I learned everything from the dynamicity of concentration from a Chinese martial art called yiquan, or yi chuan, lit. intention boxing. See this video. I had done gentle concentration for years in meditation and then, through the three types of intention taught in yiquan, realised that intention can be kept at low volume, which is what is done in shamatha meditation for extended periods of time, but it can also be taken to higher volumes. In yiquan, there is shi li, which means to momentarily increase the intensity of focus, and there is fa li, which is sudden explosive intention or maximum intention in the form of explosion. Now, all of these are different expressions of concentration or intention but the outcome is very different. If we look at this from the perspective of yogic practice, the former leads to mental quiet and ability to focus on one thing, while the latter has the power to shatter the whole construction of the mind, and through doing so reveals that part of the mind that isn't affected or spoiled by self-based beliefs or notions. Yasutani Roshi, Japanese zen master, in his talk about just sitting or shikan taza said that one needs to sit in such an intense way that if someone touches you, sparks will fly. I think he was describing shi li sitting which if done for longer periods is exhausting because you use your vital energy to keep up that heightened intensity. This also misses the point of recognition of the basic state. Explosive type of concentration or shamatha has the power to cut through the whole self-construction to make the original nature appear. This original nature is nothing else than oneself as a buddha, or mahasiddha grounds, bhumis.

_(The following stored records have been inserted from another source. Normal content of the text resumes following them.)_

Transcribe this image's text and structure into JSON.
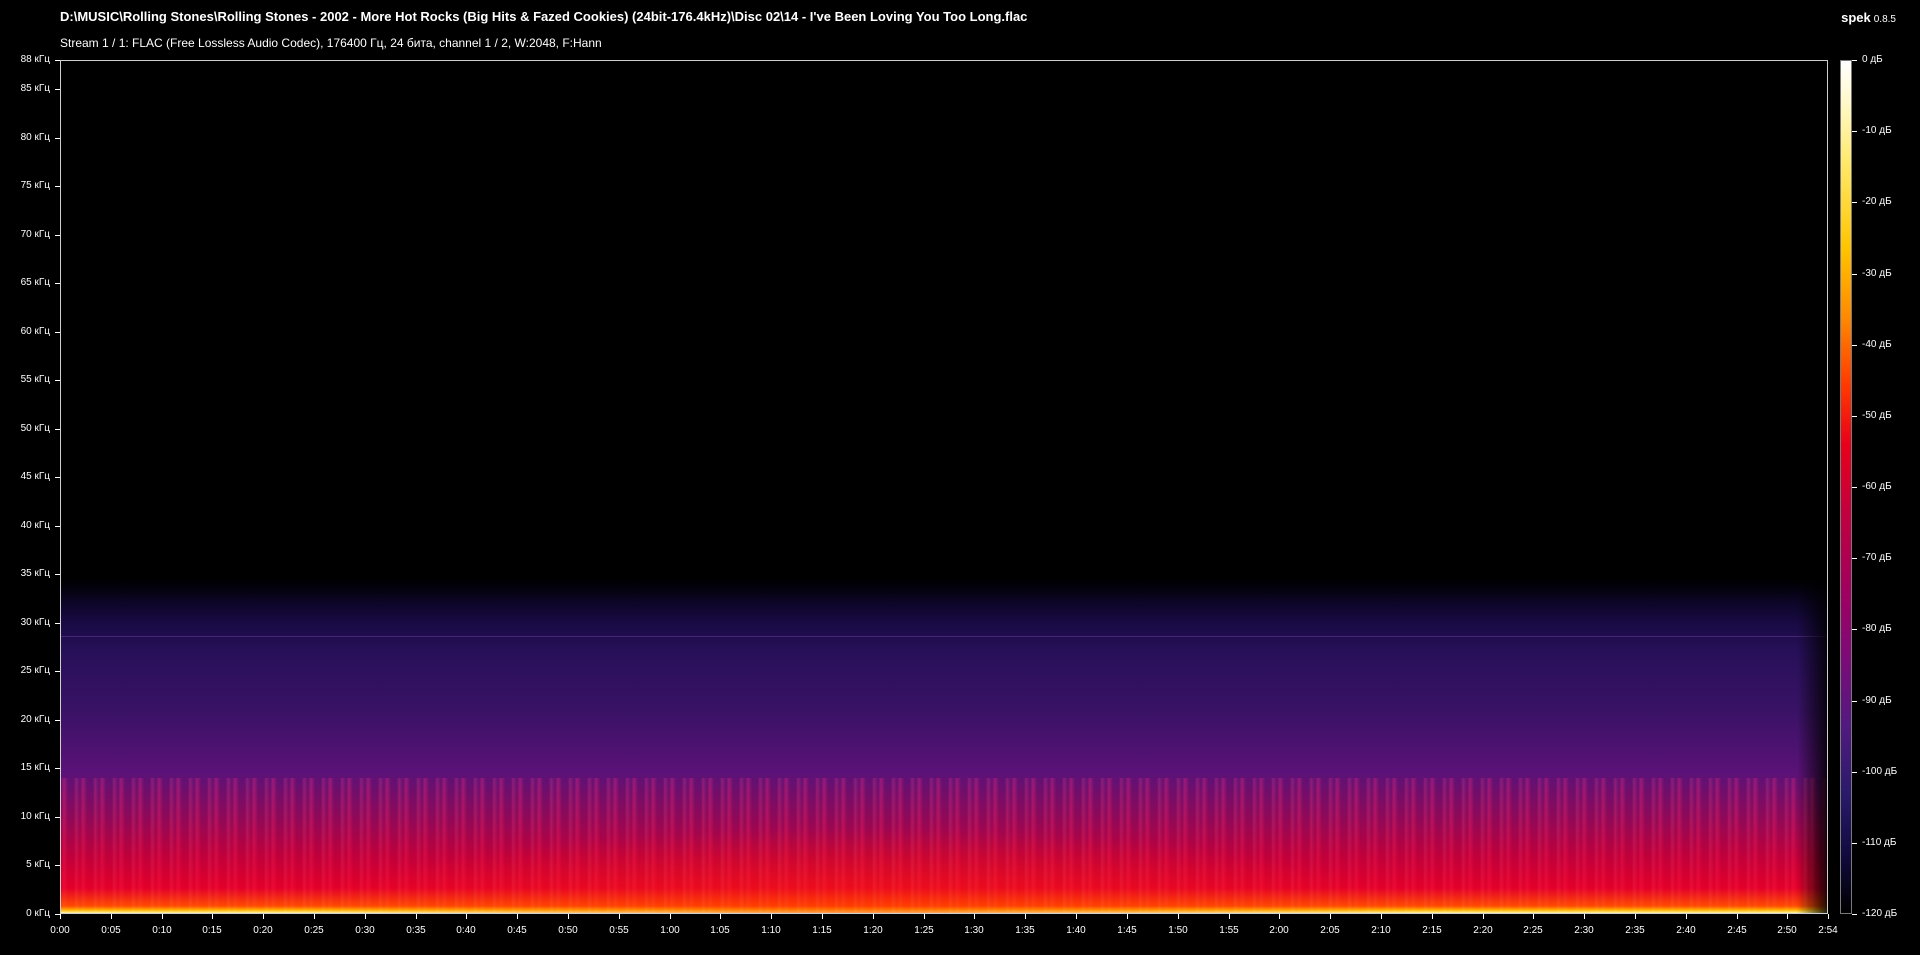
{
  "window": {
    "title": "D:\\MUSIC\\Rolling Stones\\Rolling Stones - 2002 - More Hot Rocks (Big Hits & Fazed Cookies) (24bit-176.4kHz)\\Disc 02\\14 - I've Been Loving You Too Long.flac",
    "subtitle": "Stream 1 / 1: FLAC (Free Lossless Audio Codec), 176400 Гц, 24 бита, channel 1 / 2, W:2048, F:Hann",
    "app_name": "spek",
    "app_version": "0.8.5"
  },
  "spectrogram": {
    "frequency_axis": [
      "88 кГц",
      "85 кГц",
      "80 кГц",
      "75 кГц",
      "70 кГц",
      "65 кГц",
      "60 кГц",
      "55 кГц",
      "50 кГц",
      "45 кГц",
      "40 кГц",
      "35 кГц",
      "30 кГц",
      "25 кГц",
      "20 кГц",
      "15 кГц",
      "10 кГц",
      "5 кГц",
      "0 кГц"
    ],
    "time_axis": [
      "0:00",
      "0:05",
      "0:10",
      "0:15",
      "0:20",
      "0:25",
      "0:30",
      "0:35",
      "0:40",
      "0:45",
      "0:50",
      "0:55",
      "1:00",
      "1:05",
      "1:10",
      "1:15",
      "1:20",
      "1:25",
      "1:30",
      "1:35",
      "1:40",
      "1:45",
      "1:50",
      "1:55",
      "2:00",
      "2:05",
      "2:10",
      "2:15",
      "2:20",
      "2:25",
      "2:30",
      "2:35",
      "2:40",
      "2:45",
      "2:50",
      "2:54"
    ],
    "db_scale": [
      "0 дБ",
      "-10 дБ",
      "-20 дБ",
      "-30 дБ",
      "-40 дБ",
      "-50 дБ",
      "-60 дБ",
      "-70 дБ",
      "-80 дБ",
      "-90 дБ",
      "-100 дБ",
      "-110 дБ",
      "-120 дБ"
    ],
    "palette": {
      "background": "#000000",
      "low": "#28105a",
      "mid": "#e3002a",
      "high": "#ffb000",
      "peak": "#ffffff"
    }
  }
}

Buddhist tradition started with the first awakening experience that Shakyamuni had, that he didn't get from subtle states of meditation. These meditative states neither removed his existential dissatisfaction.
So what we do in Pemako is to put the horse in front of the cart, rather than behind it, and drive like a horse cart should be driven. What we have here is the absence of false or misleading ideas that take practitioners to subtle but strange places that they believe is the true teaching.
As far as I am concerned, the only practice in yoga is to recognise one's basic nature that is fresh, clear, sober, settled and devoid of self-based marks or habits. To me there is no other buddhist dharma practice except to recognise it and to unify our psyche with it, meaning to see the emptiness of all mind phenomena. What is a sign of proper emptiness practice? Awakenings! Bhumi openings! Bhumi perfections!
There is no other solution to suffering and confusion of the unnatural state, than the natural state, and that has nothing to do with being focused or distracted, being in meditation or not.